= Rooster olives =

Chinese olives

Rooster olives are Chinese olives and olive dishes sold by street vendors in Guangzhou, China in a tradition dating back to the Qing dynasty. The vendors are garbed in a traditional, brightly colored rooster costume playing suasion horn and yelling, in residential areas. In some places, chicken and lam is called "flying lam", because the vendors throw the olives to customers living on higher floors. They pack the olive in a small paper bag, and if someone throws money at them, they throw back an olive.

== Chicken and lam ==
Olives are a traditional Chinese ingredient, one used in dishes such as Chicken and Lam (Lam is the Chinese word for a white olive.)

Fresh olives undergo a complicated process; mixed with Chinese herbs and seasoning. Different pickling procedures make for varied flavors. The sweet version is Shun Lam, the salty one is Licorice Lam, the spicy one is Chili Lam.

The pickled olive is placed inside chicken dressing.

== History ==
Chicken and Lam became popular during the 1930s and 1940s, due to the increasing pace of life. More recently the practice mostly ended.

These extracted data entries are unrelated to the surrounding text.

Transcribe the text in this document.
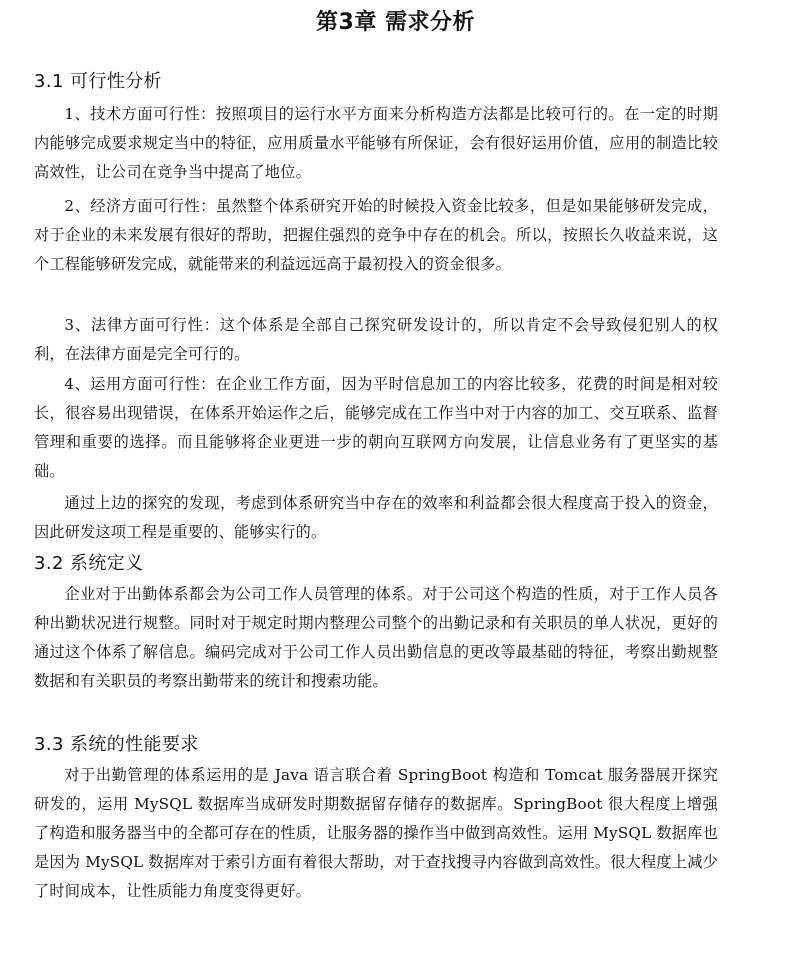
第3章 需求分析
3.1 可行性分析

1、技术方面可行性：按照项目的运行水平方面来分析构造方法都是比较可行的。在一定的时期内能够完成要求规定当中的特征，应用质量水平能够有所保证，会有很好运用价值，应用的制造比较高效性，让公司在竞争当中提高了地位。

2、经济方面可行性：虽然整个体系研究开始的时候投入资金比较多，但是如果能够研发完成，对于企业的未来发展有很好的帮助，把握住强烈的竞争中存在的机会。所以，按照长久收益来说，这个工程能够研发完成，就能带来的利益远远高于最初投入的资金很多。

3、法律方面可行性：这个体系是全部自己探究研发设计的，所以肯定不会导致侵犯别人的权利，在法律方面是完全可行的。

4、运用方面可行性：在企业工作方面，因为平时信息加工的内容比较多，花费的时间是相对较长，很容易出现错误，在体系开始运作之后，能够完成在工作当中对于内容的加工、交互联系、监督管理和重要的选择。而且能够将企业更进一步的朝向互联网方向发展，让信息业务有了更坚实的基础。

通过上边的探究的发现，考虑到体系研究当中存在的效率和利益都会很大程度高于投入的资金，因此研发这项工程是重要的、能够实行的。

3.2 系统定义

企业对于出勤体系都会为公司工作人员管理的体系。对于公司这个构造的性质，对于工作人员各种出勤状况进行规整。同时对于规定时期内整理公司整个的出勤记录和有关职员的单人状况，更好的通过这个体系了解信息。编码完成对于公司工作人员出勤信息的更改等最基础的特征，考察出勤规整数据和有关职员的考察出勤带来的统计和搜索功能。

3.3 系统的性能要求

对于出勤管理的体系运用的是 Java 语言联合着 SpringBoot 构造和 Tomcat 服务器展开探究研发的，运用 MySQL 数据库当成研发时期数据留存储存的数据库。SpringBoot 很大程度上增强了构造和服务器当中的全都可存在的性质，让服务器的操作当中做到高效性。运用 MySQL 数据库也是因为 MySQL 数据库对于索引方面有着很大帮助，对于查找搜寻内容做到高效性。很大程度上减少了时间成本，让性质能力角度变得更好。
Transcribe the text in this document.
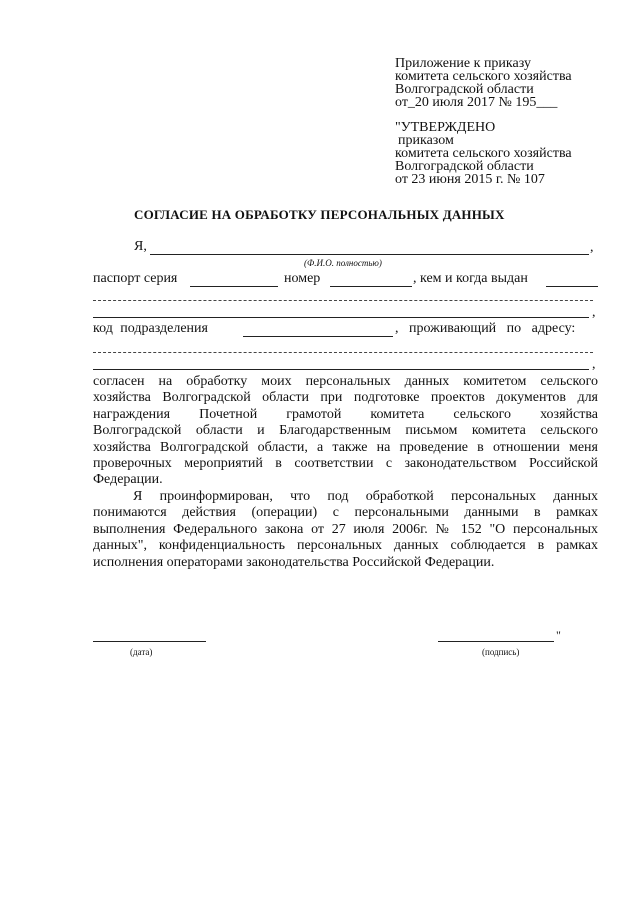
Приложение к приказу
комитета сельского хозяйства
Волгоградской области
от_20 июля 2017 № 195___
"УТВЕРЖДЕНО
приказом
комитета сельского хозяйства
Волгоградской области
от 23 июня 2015 г. № 107
СОГЛАСИЕ НА ОБРАБОТКУ ПЕРСОНАЛЬНЫХ ДАННЫХ
Я,	,
(Ф.И.О. полностью)
паспорт серия	номер	, кем и когда выдан
,
код подразделения	, проживающий по адресу:
,
согласен на обработку моих персональных данных комитетом сельского
хозяйства Волгоградской области при подготовке проектов документов для
награждения Почетной грамотой комитета сельского хозяйства
Волгоградской области и Благодарственным письмом комитета сельского
хозяйства Волгоградской области, а также на проведение в отношении меня
проверочных мероприятий в соответствии с законодательством Российской
Федерации.
Я проинформирован, что под обработкой персональных данных
понимаются действия (операции) с персональными данными в рамках
выполнения Федерального закона от 27 июля 2006г. № 152 "О персональных
данных", конфиденциальность персональных данных соблюдается в рамках
исполнения операторами законодательства Российской Федерации.
(дата)
"
(подпись)
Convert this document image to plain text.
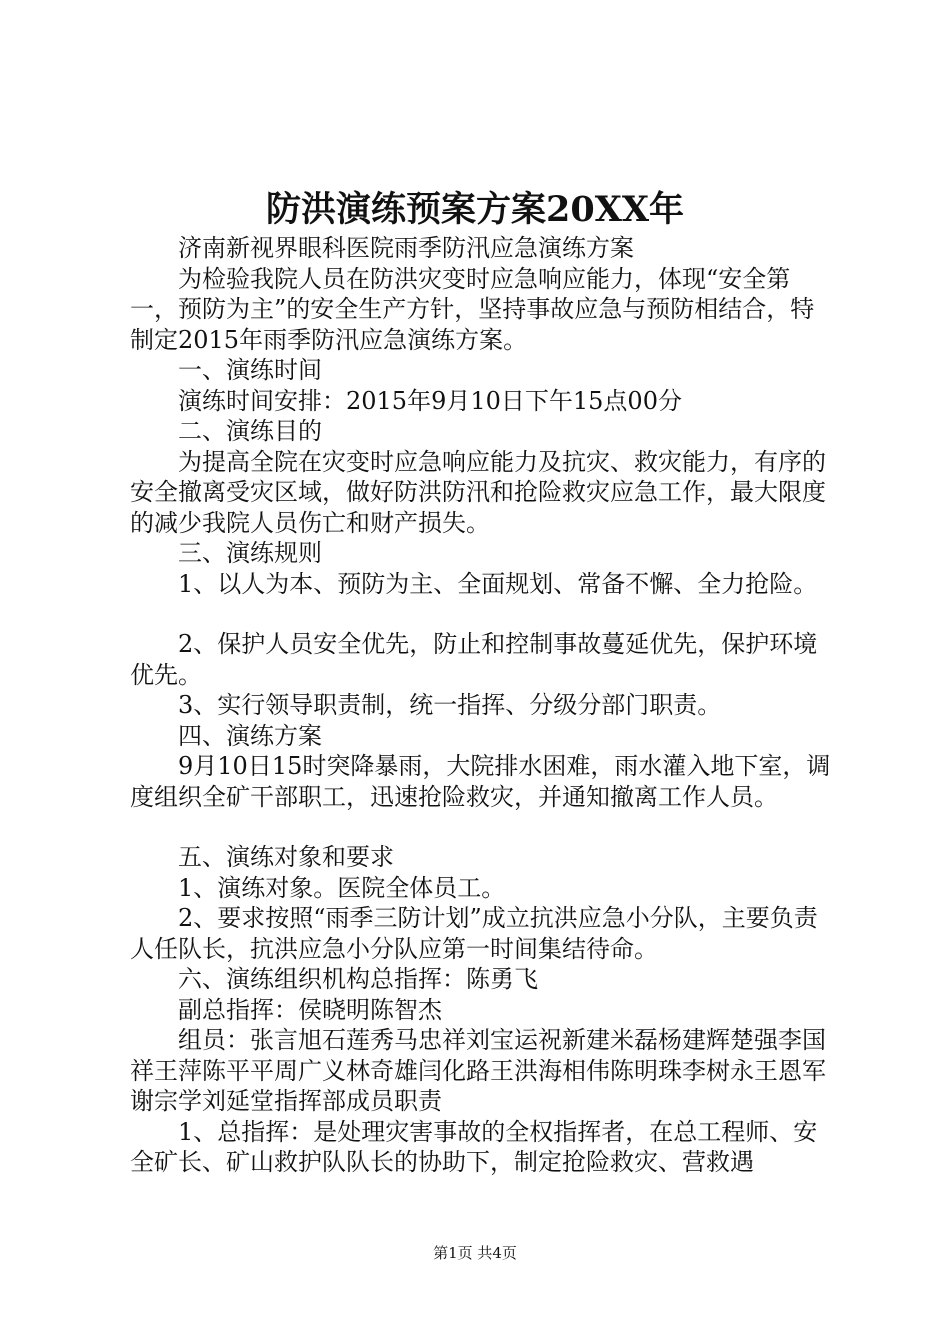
防洪演练预案方案20XX年

济南新视界眼科医院雨季防汛应急演练方案

为检验我院人员在防洪灾变时应急响应能力，体现“安全第一，预防为主”的安全生产方针，坚持事故应急与预防相结合，特制定2015年雨季防汛应急演练方案。

一、演练时间

演练时间安排：2015年9月10日下午15点00分

二、演练目的

为提高全院在灾变时应急响应能力及抗灾、救灾能力，有序的安全撤离受灾区域，做好防洪防汛和抢险救灾应急工作，最大限度的减少我院人员伤亡和财产损失。

三、演练规则

1、以人为本、预防为主、全面规划、常备不懈、全力抢险。

2、保护人员安全优先，防止和控制事故蔓延优先，保护环境优先。

3、实行领导职责制，统一指挥、分级分部门职责。

四、演练方案

9月10日15时突降暴雨，大院排水困难，雨水灌入地下室，调度组织全矿干部职工，迅速抢险救灾，并通知撤离工作人员。

五、演练对象和要求

1、演练对象。医院全体员工。

2、要求按照“雨季三防计划”成立抗洪应急小分队，主要负责人任队长，抗洪应急小分队应第一时间集结待命。

六、演练组织机构总指挥：陈勇飞

副总指挥：侯晓明陈智杰

组员：张言旭石莲秀马忠祥刘宝运祝新建米磊杨建辉楚强李国祥王萍陈平平周广义林奇雄闫化路王洪海相伟陈明珠李树永王恩军谢宗学刘延堂指挥部成员职责

1、总指挥：是处理灾害事故的全权指挥者，在总工程师、安全矿长、矿山救护队队长的协助下，制定抢险救灾、营救遇

第1页 共4页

The Shangxiajiu Road, the busiest business district, is probably the only place where Chicken and Lam is still offered. This is because the Guangzhou Government classified the dish and practice as part of the city's cultural heritage. Subsidies are offered to encourage now-licensed, government employee vendors to continue.

A vendor can sell around 50 servings of Chicken and Lam per day. However, the job is demanding. One vendor stated, 'The chicken dressing weigh's 5 kg and we have to wear it for 12 hours every day'. The long work hours is believed to be another reason that stops young people from becoming vendors.

== Nutrition ==
The vitamin C content of Chinese olives is 10 times that of apples and 5 times that of pears. It offers higher calcium, protein, carbohydrate, fiber, iron and phosphorus.